I trained and worked in tech, specifically internet tech, from pretty much the actual invention of the internet. Running multi million pound projects at director level. None of that experience has ever prevented any man from mansplaining how a computer works or talk absolute bollocks and random nonsense tech jargon about why something wasnt working. But I found that more amusing than a domestic lifetime of 'can I speak to your husband' responses from salesmen and tradesmen despite being the 'project manager and budget holder' of whatever was happening. I am sure that when I eventually calm down after writing this I will rermember the funniest one you requested. 😬

FlorrieLindley · 09/06/2021 18:39

I am sitting beside my husband while reading this. Someone up post described a man explaining her motorbike to her, and it jogged my memory that I was going to tell him about an old public information film I'd seen today.
Husband is a biker of many years standing. This old film from the 1940s was about how to refuel a two-stroke engined bike, and it was all very "Mr Cholomondley-Warner" in tone. It ended with the demonstration of this new (in 1940s) pump which fuelled the little two-stroke bike, meaning the biker no longer had to mix up oil and petrol themselves.
Husband listens to this and then says: "Nonsense, there have never been dedicated fuel pumps for two-strokes."
And then I get a big long explanation.
I go on Google, find the film, and forward through to the end - to show him the white-coated man wheeling out the new-fangled pump.
"There!" I say.
He still doesn't believe me ...

wonkylegs · 09/06/2021 18:43

I have worked as a professional in construction for over 20yrs so when the house building site near our house caused surface water flooding to our garden I got the site manager to come out to ask him how they were going to fix it. He told me how it wasn't anything to do with them and that I couldn't possibly understand as construction was 'very complicated. I waited for him to finish before telling him that a small housing development was small fry and I was used to managing projects from house building to multi-billion dollar commercial construction projects so I may understand a thing or two about what they had done wrong and had a few suggestions on how they could fix it.

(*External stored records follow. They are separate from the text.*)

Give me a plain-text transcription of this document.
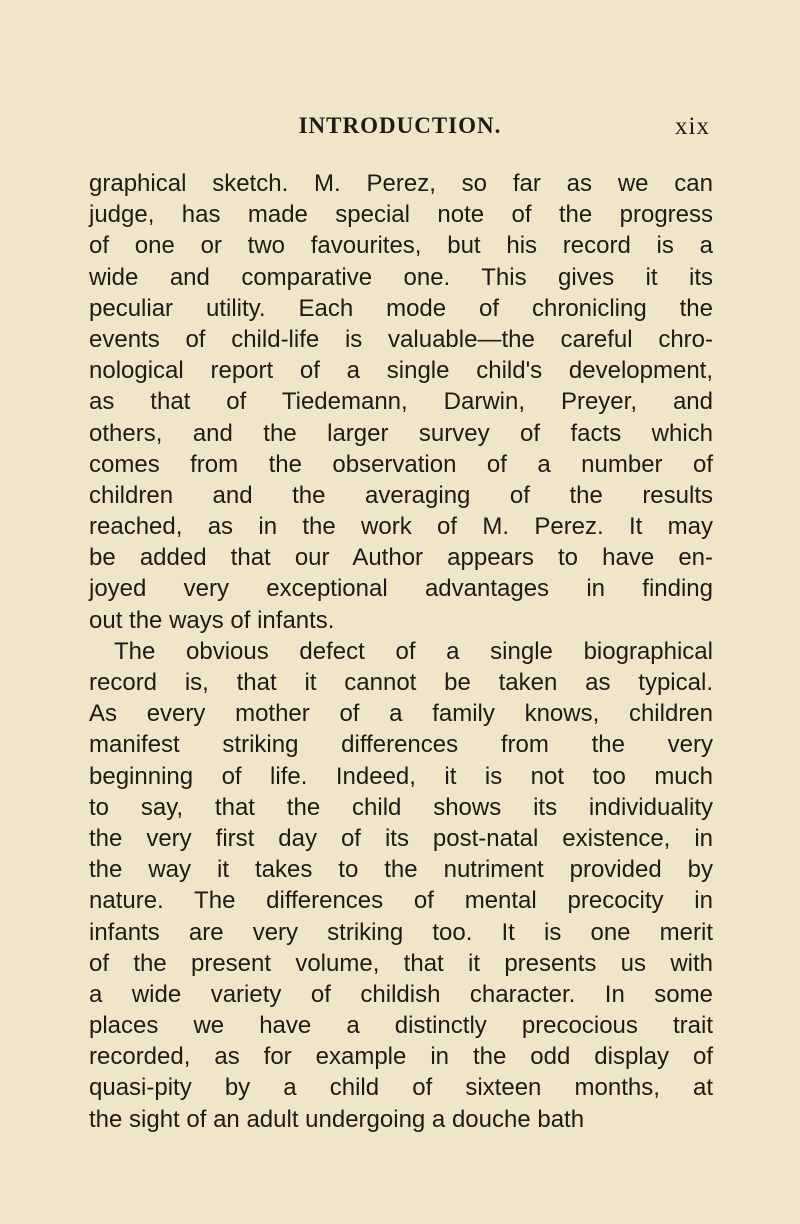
INTRODUCTION.	xix
graphical sketch. M. Perez, so far as we can
judge, has made special note of the progress
of one or two favourites, but his record is a
wide and comparative one. This gives it its
peculiar utility. Each mode of chronicling the
events of child-life is valuable—the careful chro-
nological report of a single child's development,
as that of Tiedemann, Darwin, Preyer, and
others, and the larger survey of facts which
comes from the observation of a number of
children and the averaging of the results
reached, as in the work of M. Perez. It may
be added that our Author appears to have en-
joyed very exceptional advantages in finding
out the ways of infants.
The obvious defect of a single biographical
record is, that it cannot be taken as typical.
As every mother of a family knows, children
manifest striking differences from the very
beginning of life. Indeed, it is not too much
to say, that the child shows its individuality
the very first day of its post-natal existence, in
the way it takes to the nutriment provided by
nature. The differences of mental precocity in
infants are very striking too. It is one merit
of the present volume, that it presents us with
a wide variety of childish character. In some
places we have a distinctly precocious trait
recorded, as for example in the odd display of
quasi-pity by a child of sixteen months, at
the sight of an adult undergoing a douche bath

MissConductUS · 09/06/2021 18:43

This is rampant in health care. I once listened as an accountant explained to a doctor what neurotransmitters are and how they work. She's a board certified neurologist who went to Harvard Medical School. And he knew that.

I congratulated her afterward for not punching him.

NotACult · 09/06/2021 18:44

When I asked a man in Currys why a particular Tumble-dryer was more eco-friendly, he seriously explained to me that it's because it uses less water...

ddl1 · 09/06/2021 18:45

Somebody once dictated to me the spelling of my own name!